In order to create a full search solution, beyond the search engine, data retrieval is the very first step. It is conceptually close to ETL or MDM. Its aim is to fetch the data, be it multisource or multiformat, hand it over the indexing engine, manage access security and keep track of the already indexed data.

This needed is strong enough to push the open source community to collaborate on open source frameworks, supported by communities of users and developpers. Among these frameworks, we can cite Aperture, Google Connector Framework and Apache ManifoldCF. Datafari uses the latter to crawl data and for the documents security.

As indicated in its name, Apache ManifoldCF is an Apache foundation project. Originally created solelly to send data to Lucene/Solr, it then evolved to become a standalone project.
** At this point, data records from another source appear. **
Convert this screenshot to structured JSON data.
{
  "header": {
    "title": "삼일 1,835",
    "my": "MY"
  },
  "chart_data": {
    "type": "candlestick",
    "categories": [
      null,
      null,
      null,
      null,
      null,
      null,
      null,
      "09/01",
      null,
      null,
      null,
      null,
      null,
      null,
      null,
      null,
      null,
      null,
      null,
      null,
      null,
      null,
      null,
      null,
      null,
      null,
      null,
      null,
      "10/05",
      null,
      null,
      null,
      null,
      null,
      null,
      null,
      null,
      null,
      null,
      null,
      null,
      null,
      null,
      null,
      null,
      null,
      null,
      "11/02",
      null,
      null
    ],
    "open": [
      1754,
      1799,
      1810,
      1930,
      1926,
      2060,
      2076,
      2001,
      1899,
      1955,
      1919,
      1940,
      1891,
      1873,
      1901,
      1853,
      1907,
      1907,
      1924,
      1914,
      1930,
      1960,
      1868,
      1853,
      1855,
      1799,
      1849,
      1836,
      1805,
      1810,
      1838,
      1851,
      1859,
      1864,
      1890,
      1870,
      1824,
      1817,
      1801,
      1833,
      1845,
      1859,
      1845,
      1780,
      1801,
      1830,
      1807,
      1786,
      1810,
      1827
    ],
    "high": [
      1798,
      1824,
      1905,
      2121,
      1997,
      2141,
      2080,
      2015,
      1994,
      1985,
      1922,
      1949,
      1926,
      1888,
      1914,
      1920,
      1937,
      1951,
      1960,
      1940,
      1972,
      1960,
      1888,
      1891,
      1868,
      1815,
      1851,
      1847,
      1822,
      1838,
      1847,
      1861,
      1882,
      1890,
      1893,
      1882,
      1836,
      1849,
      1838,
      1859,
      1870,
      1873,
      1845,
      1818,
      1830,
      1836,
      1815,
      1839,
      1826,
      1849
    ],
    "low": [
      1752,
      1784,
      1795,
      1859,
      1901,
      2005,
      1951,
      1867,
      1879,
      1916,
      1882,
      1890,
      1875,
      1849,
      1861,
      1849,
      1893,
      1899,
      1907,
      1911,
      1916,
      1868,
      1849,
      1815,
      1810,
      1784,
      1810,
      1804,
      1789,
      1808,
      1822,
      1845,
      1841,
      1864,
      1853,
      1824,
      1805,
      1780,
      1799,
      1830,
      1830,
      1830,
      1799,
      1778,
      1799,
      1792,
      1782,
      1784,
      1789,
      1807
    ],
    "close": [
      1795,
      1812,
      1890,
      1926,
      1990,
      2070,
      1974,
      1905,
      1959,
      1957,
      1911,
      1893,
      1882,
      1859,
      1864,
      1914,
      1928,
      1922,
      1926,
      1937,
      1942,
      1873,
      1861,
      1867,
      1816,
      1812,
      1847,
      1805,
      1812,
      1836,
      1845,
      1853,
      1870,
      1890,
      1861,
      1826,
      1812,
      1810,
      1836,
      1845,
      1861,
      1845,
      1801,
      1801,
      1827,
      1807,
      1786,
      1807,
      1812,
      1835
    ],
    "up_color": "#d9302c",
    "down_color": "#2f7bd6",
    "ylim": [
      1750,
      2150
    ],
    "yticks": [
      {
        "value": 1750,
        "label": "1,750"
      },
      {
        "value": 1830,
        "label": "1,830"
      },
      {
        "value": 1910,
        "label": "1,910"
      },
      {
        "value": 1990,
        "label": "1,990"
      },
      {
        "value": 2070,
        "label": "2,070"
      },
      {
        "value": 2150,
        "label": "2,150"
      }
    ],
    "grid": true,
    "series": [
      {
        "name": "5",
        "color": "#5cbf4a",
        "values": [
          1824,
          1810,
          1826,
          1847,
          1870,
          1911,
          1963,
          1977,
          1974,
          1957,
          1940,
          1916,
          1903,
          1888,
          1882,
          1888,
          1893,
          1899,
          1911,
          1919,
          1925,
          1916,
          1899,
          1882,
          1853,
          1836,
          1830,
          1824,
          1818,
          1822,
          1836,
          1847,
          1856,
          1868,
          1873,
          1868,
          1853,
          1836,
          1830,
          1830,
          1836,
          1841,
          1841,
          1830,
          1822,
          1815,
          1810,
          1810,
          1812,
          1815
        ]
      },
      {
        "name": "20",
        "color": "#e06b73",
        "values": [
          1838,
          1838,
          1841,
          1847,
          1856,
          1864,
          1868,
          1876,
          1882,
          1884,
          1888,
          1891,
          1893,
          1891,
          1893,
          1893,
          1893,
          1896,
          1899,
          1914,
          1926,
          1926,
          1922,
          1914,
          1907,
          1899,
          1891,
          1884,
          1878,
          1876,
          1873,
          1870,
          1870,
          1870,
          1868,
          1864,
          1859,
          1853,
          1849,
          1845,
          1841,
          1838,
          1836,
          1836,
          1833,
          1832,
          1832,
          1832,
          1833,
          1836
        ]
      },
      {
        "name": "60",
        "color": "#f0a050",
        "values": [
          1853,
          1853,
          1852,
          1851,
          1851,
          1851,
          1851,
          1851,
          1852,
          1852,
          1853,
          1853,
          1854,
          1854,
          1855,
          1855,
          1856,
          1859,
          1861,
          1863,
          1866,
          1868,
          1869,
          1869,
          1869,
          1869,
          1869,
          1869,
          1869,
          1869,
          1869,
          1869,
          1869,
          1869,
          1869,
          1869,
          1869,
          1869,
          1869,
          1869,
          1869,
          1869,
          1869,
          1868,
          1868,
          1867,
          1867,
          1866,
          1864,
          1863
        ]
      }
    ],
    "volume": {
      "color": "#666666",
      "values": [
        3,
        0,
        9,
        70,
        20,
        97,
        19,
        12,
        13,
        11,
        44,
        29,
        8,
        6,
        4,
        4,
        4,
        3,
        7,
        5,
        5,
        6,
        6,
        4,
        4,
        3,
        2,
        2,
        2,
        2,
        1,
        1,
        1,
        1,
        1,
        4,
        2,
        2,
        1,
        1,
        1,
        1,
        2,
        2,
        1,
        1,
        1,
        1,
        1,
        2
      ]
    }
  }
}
You can get more information on the Apache ManifoldCF website. Apache ManifoldCF retrieves the data from different information systems, proposes a framework that enables the addition of new connectors, and manages the retrieval of the ACLs and the connexion to LDAP/AD.
It is under Apache v2 open source licence. France Labs offers its expertise to install, configure, extend and maintain Apache ManifoldCF on your systems.

Among the off the shelf connectors, Apache ManifoldCF proposes Sharepoint, Databases, fileshares, and emails. It proposes a GUI to configure the connectors, traversal time windows, number of documents fetched by crawl cycle, and regex to filter documents.

In which case should you use Apache ManifoldCF

Apache ManifoldCF is recommended when you need to indexed data from several heterogeneous sytems, or when you are anticipating an evolution of your information system. This framework is also well documented, removing the issue of relying on engineers that have homemade their own framework with no documentation.